The group decided that the lack of a strategy for nanotechnology discussed earlier could hold up development across the board. It was also felt that there was a real need to look at what could be possible in what timescales. In order to facilitate both of these, the generation of a road map was proposed. Road maps have been used for a number years in the semi-conductor industry where they have specific goals, identifying areas where new research and development needs to be carried out to attain them. For nanotechnology, the specific goals and technologies could not at first be identified, but a general road map would give the framework onto which specific technologies and goals could be mapped.

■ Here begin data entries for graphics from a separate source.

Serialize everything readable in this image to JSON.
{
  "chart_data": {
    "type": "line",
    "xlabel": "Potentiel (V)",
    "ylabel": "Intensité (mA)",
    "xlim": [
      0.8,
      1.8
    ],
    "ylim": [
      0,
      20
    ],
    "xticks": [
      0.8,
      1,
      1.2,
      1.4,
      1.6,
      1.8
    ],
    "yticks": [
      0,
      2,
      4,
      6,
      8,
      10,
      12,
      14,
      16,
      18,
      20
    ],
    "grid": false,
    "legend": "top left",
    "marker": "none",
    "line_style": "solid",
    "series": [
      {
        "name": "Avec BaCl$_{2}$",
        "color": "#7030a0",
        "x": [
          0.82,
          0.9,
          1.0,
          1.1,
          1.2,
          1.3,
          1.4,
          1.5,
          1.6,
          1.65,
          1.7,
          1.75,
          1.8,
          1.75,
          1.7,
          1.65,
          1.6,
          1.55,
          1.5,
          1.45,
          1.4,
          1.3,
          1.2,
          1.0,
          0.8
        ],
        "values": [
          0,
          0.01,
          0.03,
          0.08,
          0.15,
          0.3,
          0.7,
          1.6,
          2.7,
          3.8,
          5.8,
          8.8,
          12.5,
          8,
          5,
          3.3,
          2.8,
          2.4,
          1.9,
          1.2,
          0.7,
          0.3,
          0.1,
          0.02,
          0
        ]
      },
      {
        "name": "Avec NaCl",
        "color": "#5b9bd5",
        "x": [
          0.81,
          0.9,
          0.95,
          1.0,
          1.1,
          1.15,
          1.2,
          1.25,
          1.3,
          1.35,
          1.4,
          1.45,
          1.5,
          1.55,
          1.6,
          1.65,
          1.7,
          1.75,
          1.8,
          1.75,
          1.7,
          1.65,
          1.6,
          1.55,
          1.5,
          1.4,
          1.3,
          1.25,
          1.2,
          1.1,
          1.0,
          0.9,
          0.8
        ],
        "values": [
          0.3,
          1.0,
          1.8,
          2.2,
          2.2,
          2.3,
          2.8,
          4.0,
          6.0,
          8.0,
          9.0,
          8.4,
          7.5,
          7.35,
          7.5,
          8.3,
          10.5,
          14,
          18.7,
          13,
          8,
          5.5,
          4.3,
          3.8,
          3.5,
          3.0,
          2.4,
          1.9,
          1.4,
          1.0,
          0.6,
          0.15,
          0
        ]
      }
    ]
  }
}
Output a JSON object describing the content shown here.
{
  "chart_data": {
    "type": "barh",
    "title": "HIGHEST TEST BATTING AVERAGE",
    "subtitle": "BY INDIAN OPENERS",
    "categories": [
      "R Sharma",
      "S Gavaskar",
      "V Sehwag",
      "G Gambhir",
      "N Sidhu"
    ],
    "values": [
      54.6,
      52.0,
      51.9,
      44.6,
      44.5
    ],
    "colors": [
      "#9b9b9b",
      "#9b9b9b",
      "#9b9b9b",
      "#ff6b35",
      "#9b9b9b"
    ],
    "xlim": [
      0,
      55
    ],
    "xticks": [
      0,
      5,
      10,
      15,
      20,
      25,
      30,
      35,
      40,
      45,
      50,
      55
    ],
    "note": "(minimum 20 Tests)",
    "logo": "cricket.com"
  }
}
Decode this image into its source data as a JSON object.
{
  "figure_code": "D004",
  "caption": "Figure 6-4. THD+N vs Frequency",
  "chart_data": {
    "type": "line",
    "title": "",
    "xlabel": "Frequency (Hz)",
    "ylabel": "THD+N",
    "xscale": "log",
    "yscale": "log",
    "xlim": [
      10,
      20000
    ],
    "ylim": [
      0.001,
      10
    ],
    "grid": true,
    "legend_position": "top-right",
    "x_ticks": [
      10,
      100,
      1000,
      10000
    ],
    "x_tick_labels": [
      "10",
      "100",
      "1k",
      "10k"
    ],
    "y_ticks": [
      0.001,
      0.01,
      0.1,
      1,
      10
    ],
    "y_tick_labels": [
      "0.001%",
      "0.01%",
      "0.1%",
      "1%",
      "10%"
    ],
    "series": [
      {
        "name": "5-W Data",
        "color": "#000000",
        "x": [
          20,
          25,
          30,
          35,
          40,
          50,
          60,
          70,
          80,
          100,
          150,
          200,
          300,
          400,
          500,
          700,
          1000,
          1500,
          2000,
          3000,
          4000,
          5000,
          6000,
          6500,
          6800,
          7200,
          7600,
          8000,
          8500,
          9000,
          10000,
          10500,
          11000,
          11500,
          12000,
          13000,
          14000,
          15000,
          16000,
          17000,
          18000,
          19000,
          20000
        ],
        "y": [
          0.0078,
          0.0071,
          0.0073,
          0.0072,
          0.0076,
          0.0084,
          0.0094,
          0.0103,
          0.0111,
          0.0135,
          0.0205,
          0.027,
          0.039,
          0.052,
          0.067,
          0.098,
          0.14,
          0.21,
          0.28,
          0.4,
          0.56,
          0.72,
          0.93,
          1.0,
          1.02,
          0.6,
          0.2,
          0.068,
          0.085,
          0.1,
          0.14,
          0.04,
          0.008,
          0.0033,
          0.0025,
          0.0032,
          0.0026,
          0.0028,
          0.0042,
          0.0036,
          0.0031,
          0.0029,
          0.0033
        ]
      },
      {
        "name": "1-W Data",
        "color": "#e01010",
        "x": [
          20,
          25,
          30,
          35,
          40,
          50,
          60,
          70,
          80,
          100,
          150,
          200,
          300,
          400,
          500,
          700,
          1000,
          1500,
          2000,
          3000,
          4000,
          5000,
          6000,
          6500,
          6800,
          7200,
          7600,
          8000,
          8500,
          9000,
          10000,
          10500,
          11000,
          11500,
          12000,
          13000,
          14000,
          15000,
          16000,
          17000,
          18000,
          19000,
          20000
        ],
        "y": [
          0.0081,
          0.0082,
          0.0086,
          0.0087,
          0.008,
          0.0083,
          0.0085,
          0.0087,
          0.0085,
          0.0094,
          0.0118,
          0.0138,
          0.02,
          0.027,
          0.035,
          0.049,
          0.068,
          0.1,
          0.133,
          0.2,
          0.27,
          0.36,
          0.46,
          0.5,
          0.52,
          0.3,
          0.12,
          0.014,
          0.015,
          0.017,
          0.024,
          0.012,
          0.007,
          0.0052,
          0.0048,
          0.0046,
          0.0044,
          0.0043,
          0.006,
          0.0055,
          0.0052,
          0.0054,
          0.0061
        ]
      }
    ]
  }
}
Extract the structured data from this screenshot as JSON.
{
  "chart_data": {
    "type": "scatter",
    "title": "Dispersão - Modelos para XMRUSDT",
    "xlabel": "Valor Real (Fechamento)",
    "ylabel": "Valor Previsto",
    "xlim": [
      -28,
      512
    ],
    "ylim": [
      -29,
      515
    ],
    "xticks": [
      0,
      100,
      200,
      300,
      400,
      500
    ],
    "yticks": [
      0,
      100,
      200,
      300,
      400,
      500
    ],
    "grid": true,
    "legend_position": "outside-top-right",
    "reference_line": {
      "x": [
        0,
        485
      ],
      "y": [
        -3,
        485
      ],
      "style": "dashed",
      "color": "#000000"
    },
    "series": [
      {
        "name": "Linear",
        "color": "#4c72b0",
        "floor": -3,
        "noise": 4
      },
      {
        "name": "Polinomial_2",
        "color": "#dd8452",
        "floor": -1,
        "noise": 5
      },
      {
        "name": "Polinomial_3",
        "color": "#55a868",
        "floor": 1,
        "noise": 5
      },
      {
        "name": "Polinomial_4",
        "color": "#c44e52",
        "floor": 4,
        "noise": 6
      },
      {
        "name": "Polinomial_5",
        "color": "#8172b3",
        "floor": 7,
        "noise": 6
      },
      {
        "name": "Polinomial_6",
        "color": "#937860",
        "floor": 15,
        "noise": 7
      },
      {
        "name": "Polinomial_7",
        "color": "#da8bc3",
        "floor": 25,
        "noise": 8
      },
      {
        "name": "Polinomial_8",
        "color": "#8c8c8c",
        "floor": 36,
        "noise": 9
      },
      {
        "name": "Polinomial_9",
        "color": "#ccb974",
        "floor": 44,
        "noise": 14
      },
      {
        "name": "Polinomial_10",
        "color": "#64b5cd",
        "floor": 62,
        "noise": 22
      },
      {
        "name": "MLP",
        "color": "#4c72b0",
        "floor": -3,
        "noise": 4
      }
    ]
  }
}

The generality of the proposed nanotechnology road map meant that it would be helpful to consider aspects of technology push, consumer pull, control and regulation, and health and safety issues. It was suggested that such a road map could be of use to the main working group in the present study as it would help to put some of the prospective developments into a temporal context and show important potential technology linkages and potential markets. The development of a general road map for specific targets and technologies could be a recommendation of the study. The creation of such a road map would need a significant amount of resource to be allocated to it. It would also require the cooperation of the industrial concerns in the field.